June 2022 monthly update from our global network of In-Market Representatives about what's going on in markets around the world.
Food Export – Midwest and Food Export – Northeast have developed a network of uniquely experienced 19 overseas In-Market Representatives around the globe. These local marketing experts with food industry experience provide on-the-ground help in assisting Food Export – Midwest and Food Export – Northeast to implement our various programs and services.
In addition, through regular trade servicing, these local representatives are aware of issues, trends and opportunities for international buyers to connect with suppliers of U.S. agricultural and food products. Every month we will share with you some of the top market information from the trade servicing reports we receive to help you improve your international exporting efforts.
Hong Kong began easing COVID-19 restrictions for indoor dining at the end of April, allowing restaurants to resume dinner service between 6pm and 10pm. The President of the Federation of Restaurants and Related Trades, Simon Wong, recently stated that some restaurants have already increased business between 60% – 70%. In early April residents were given consumption vouchers to help motivate more spending on dining out, which is considered part of the reason for the increase in business.
Japan is beginning to ease its COVID-19 entry restrictions for international tourists from around 100 low-risk countries and regions. Visitors from these locations will not have to be tested upon arrival, but they will be asked to comply with basic COVID-19 prevention measures while in country, such as wearing masks. Japan plans to raise the cap on international arrivals from 10,000 people per day to 20,000 sometime in June.

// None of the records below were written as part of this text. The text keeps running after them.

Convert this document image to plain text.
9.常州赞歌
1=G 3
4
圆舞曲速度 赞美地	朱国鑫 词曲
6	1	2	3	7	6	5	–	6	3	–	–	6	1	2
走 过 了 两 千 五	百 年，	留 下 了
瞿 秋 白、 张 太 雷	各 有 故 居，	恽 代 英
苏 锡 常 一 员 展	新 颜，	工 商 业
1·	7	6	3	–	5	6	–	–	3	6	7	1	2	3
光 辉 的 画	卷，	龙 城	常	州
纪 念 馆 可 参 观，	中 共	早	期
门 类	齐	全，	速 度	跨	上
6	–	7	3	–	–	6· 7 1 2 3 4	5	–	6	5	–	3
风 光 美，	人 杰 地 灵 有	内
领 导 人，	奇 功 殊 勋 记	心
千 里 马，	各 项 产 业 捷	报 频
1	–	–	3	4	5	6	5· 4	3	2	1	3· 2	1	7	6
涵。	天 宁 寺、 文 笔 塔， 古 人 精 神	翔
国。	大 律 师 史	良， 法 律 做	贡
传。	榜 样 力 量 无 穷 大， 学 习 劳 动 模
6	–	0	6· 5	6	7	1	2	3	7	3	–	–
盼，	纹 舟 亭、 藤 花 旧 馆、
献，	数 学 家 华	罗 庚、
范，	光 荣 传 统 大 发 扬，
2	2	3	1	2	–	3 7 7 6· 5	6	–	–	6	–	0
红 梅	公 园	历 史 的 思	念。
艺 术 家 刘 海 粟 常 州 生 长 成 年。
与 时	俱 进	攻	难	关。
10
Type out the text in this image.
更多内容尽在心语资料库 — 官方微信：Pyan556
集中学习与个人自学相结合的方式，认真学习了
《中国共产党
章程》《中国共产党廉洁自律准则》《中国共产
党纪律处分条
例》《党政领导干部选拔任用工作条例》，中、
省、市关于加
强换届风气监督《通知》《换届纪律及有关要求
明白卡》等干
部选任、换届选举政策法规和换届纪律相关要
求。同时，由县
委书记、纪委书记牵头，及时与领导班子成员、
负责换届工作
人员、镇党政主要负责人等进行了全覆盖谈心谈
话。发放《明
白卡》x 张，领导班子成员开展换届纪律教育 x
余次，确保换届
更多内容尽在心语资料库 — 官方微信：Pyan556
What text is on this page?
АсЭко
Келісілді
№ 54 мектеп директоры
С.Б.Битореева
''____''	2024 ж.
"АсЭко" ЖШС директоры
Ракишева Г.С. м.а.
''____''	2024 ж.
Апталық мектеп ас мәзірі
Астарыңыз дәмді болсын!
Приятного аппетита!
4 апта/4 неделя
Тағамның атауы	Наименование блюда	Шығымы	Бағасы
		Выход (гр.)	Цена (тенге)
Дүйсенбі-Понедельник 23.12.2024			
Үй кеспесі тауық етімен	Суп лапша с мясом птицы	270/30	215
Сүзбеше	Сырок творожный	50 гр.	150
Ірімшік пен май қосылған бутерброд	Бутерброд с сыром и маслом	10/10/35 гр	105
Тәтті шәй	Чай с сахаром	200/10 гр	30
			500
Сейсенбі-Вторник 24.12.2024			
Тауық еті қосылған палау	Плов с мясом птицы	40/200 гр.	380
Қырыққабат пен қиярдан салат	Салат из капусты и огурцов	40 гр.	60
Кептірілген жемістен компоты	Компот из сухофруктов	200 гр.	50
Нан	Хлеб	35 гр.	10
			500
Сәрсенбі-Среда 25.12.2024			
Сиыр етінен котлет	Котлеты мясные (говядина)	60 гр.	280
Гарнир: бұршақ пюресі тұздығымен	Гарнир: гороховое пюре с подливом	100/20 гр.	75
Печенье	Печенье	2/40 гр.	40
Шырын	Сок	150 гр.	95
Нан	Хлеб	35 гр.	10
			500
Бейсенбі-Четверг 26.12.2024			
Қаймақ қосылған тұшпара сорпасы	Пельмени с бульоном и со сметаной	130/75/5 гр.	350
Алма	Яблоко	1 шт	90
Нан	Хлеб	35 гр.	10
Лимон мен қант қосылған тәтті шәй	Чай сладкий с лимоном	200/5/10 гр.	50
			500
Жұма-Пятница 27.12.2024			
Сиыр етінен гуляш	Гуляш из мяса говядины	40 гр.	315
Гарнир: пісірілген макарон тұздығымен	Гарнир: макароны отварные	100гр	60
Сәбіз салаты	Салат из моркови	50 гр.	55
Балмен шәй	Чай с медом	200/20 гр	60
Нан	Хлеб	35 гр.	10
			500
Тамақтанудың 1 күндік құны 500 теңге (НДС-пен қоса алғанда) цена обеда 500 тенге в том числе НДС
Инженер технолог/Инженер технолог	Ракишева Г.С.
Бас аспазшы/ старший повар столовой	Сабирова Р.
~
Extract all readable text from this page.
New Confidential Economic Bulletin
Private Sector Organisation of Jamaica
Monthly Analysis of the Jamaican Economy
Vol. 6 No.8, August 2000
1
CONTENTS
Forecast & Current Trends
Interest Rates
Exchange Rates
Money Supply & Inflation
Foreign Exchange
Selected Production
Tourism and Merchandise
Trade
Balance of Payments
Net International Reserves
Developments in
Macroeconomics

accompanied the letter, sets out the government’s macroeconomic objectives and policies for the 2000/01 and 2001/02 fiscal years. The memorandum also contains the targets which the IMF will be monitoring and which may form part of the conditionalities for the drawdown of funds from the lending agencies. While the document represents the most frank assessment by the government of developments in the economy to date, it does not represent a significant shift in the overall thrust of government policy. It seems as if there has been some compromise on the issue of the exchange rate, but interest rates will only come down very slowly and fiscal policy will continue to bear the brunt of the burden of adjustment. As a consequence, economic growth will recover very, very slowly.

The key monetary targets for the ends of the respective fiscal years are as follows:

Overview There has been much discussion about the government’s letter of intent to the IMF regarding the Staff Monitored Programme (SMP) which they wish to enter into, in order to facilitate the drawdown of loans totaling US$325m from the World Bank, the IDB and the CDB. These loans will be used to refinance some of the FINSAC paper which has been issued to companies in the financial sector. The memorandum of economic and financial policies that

The worldwide supply chain and container shortage issues are beginning to cause major issues and delays in Latin America. Most of these disruptions are linked to shipments coming from and destined for Asian markets. A faster-than-expected rebound in demand for goods in the U.S. is considered to blame for the imbalance in the availability of containers. The U.S. jumped from importing USD 170 billion in June 2020 to importing USD 239 billion in June 2021, a 40% increase.
Local exporters face severe delays in their shipments as well as substantial increases in freight costs. According to the Freights Baltic Index (FBX) data, the Global Container Freight Index rose from USD 2,000 to USD 6,000 between June 2020 and June 2021 for China-U.S. routes, this is a 300% increase in prices.
South Korea’s market for non-alcoholic beer is growing rapidly. BGF Retail, the operator of the convenience store CU, reported that non-alcoholic beer sales between April 1 and May 12 of 2022 have doubled from the same period in 2021. They report that the demand of alcoholic beverages is diversifying at the same time non-alcoholic beverage consumption is on the rise.
According to Euromonitor, the domestic non-alcoholic beer market has increased 247% since 2014. In 2021 the market was valued at $20 million up from $8.1 billion in 2014. It is believed that one of the main reasons for this increase is that health concerns soared during the pandemic and many people are choosing now to enjoy the taste of beer without getting drunk.
Three of the major supermarkets in the U.K., Tesco, Sainsbury’s, and Morrisons and Co-op are testing a prototype of the retail industry’s first harmonized front-of-pack environmental label or eco-label. The initiative is seen as a significant advance in transparency regarding a products environmental impact on climate change, land use, water use and water quality.
This initial trial is planned for this summer with a further roll out following to encompass additional retailers, potentially in 2023. The label’s format is not yet finalized but it is expected that it will incorporate an eco-score system utilizing color-codes much like the health labelling that has become familiar to consumers.